Gabriel stared up at him. He hadn’t given conscious thought to his hopes until now. The one thing that had kept him going throughout his suffering and delirium was the thought of Liv. She was the one he had fought death for. He had left her in the desert in the hope that he carried the disease away with him. He had travelled all the way back to Ruin in the hope it may not have spread. He had insisted on being taken inside the Citadel where the blight had first come from and then refused to die in the hope that he might finally be reunited with her. Now he was told that he must stay here, isolated even within this place of isolation. There were many words to describe the pain that filled him, but only one that completely summed up the way he felt.

Cursed.

Athanasius read the pain on his face. ‘I know a place where we can move him,’ he said.

63

Following her conversation with Arkadian, Liv scoured every news site and story relating to the contagion in Ruin until the laptop’s battery ran out.

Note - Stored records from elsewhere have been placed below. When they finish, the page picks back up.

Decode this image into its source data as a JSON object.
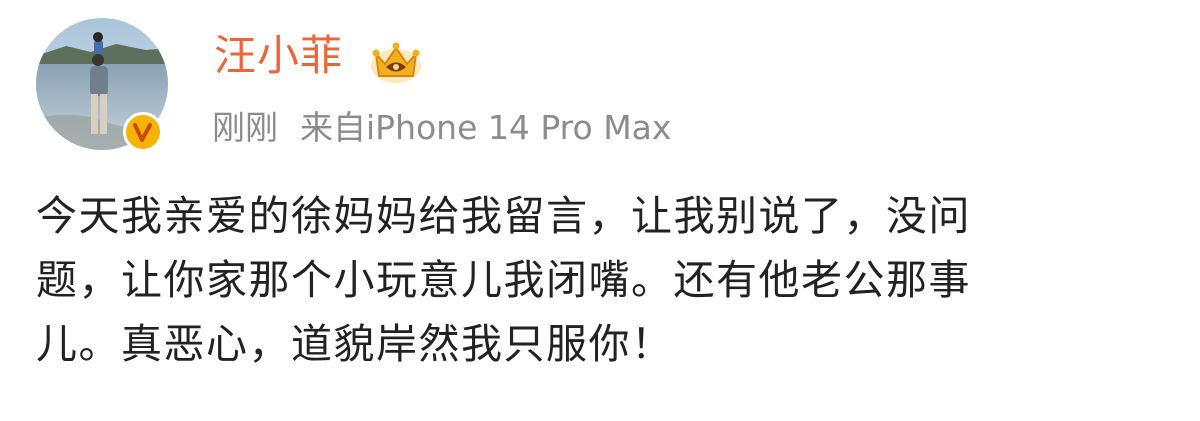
{
  "post": {
    "author_name": "汪小菲",
    "timestamp": "刚刚",
    "source": "来自iPhone 14 Pro Max",
    "text_lines": [
      "今天我亲爱的徐妈妈给我留言，让我别说了，没问",
      "题，让你家那个小玩意儿我闭嘴。还有他老公那事",
      "儿。真恶心，道貌岸然我只服你！"
    ],
    "icons": {
      "badge": "verified-v-icon",
      "crown": "vip-crown-icon"
    },
    "colors": {
      "author_name": "#e8663a",
      "meta_text": "#8c8c8c",
      "body_text": "#222222",
      "verified_badge": "#f6b400"
    }
  }
}
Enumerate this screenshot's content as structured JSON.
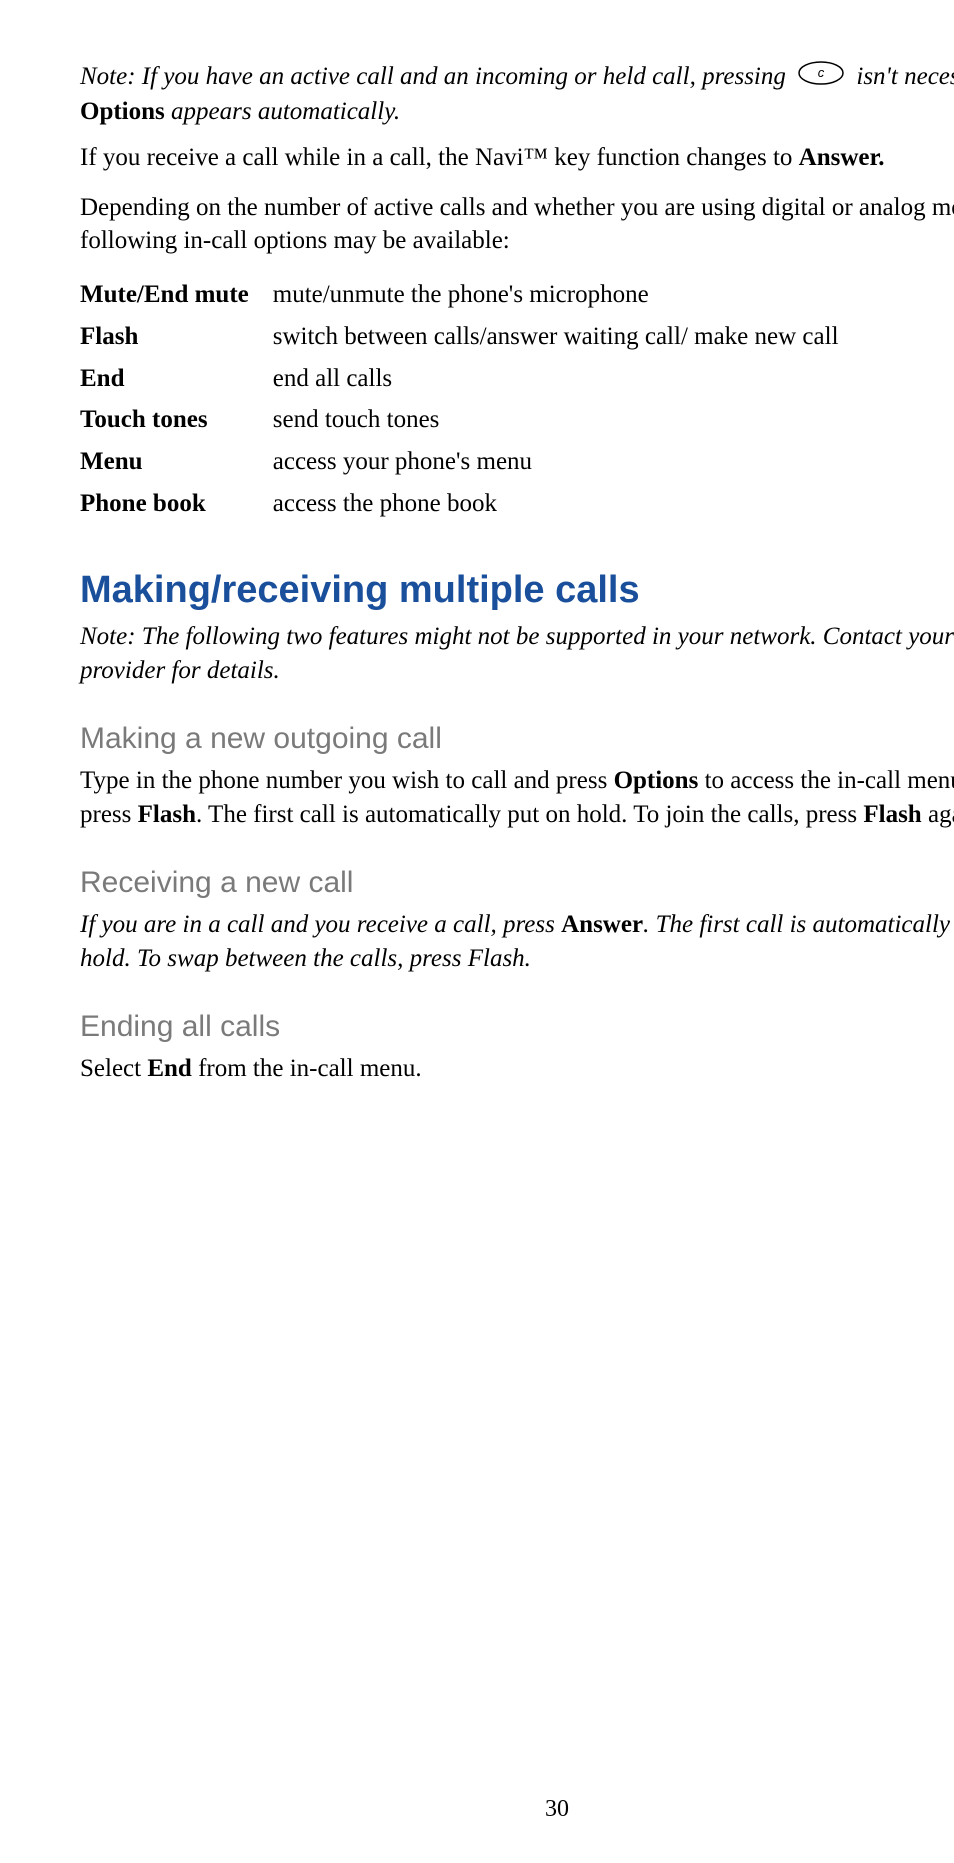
{
  "note1": {
    "pre": "Note:  If you have an active call and an incoming or held call, pressing ",
    "mid": " isn't necessary; ",
    "bold": "Options",
    "post": " appears automatically."
  },
  "para_navi": {
    "pre": "If you receive a call while in a call, the Navi™ key function changes to ",
    "bold": "Answer."
  },
  "para_depend": "Depending on the number of active calls and whether you are using digital or analog mode, the following in-call options may be available:",
  "options": [
    {
      "label": "Mute/End mute",
      "desc": "mute/unmute the phone's microphone"
    },
    {
      "label": "Flash",
      "desc": "switch between calls/answer waiting call/ make new call"
    },
    {
      "label": "End",
      "desc": "end all calls"
    },
    {
      "label": "Touch tones",
      "desc": "send touch tones"
    },
    {
      "label": "Menu",
      "desc": "access your phone's menu"
    },
    {
      "label": "Phone book",
      "desc": "access the phone book"
    }
  ],
  "section_title": "Making/receiving multiple calls",
  "note2": "Note:  The following two features might not be supported in your network. Contact your service provider for details.",
  "sub1": {
    "title": "Making a new outgoing call",
    "t1": "Type in the phone number you wish to call and press ",
    "b1": "Options",
    "t2": " to access the in-call menu. Then, press ",
    "b2": "Flash",
    "t3": ". The first call is automatically put on hold. To join the calls, press ",
    "b3": "Flash",
    "t4": " again."
  },
  "sub2": {
    "title": "Receiving a new call",
    "t1": "If you are in a call and you receive a call, press ",
    "b1": "Answer",
    "t2": ". The first call is automatically put on hold. To swap between the calls, press Flash."
  },
  "sub3": {
    "title": "Ending all calls",
    "t1": "Select ",
    "b1": "End",
    "t2": " from the in-call menu."
  },
  "page_number": "30"
}
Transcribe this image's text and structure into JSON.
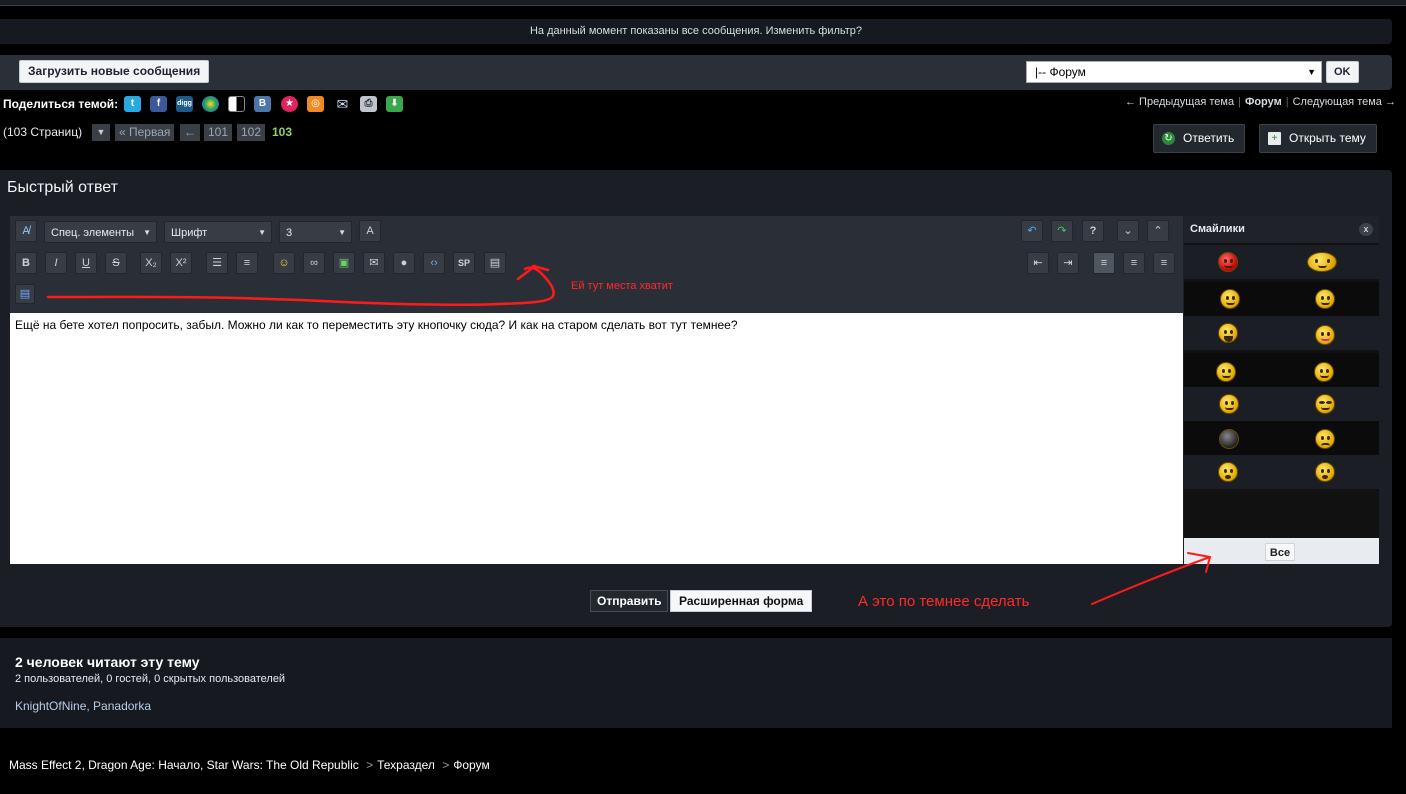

She sat alone for a while in the sweltering heat of the building feeling like she had just experienced a bereavement. She closed her eyes and remembered the last time she and Gabriel had been alone together, sheltering from the dust storm in the cave out in the desert. She had thought then that her life was slipping away, that the Sacrament she carried inside her would die without finding its way back to the home it had lost, and drag her down to death with it. She had clung to him then like she was clinging to life. She remembered the feel of him, the salty taste of his skin as they had kissed when they had given themselves to the moment and each other in case it turned out to be the only night they ever had.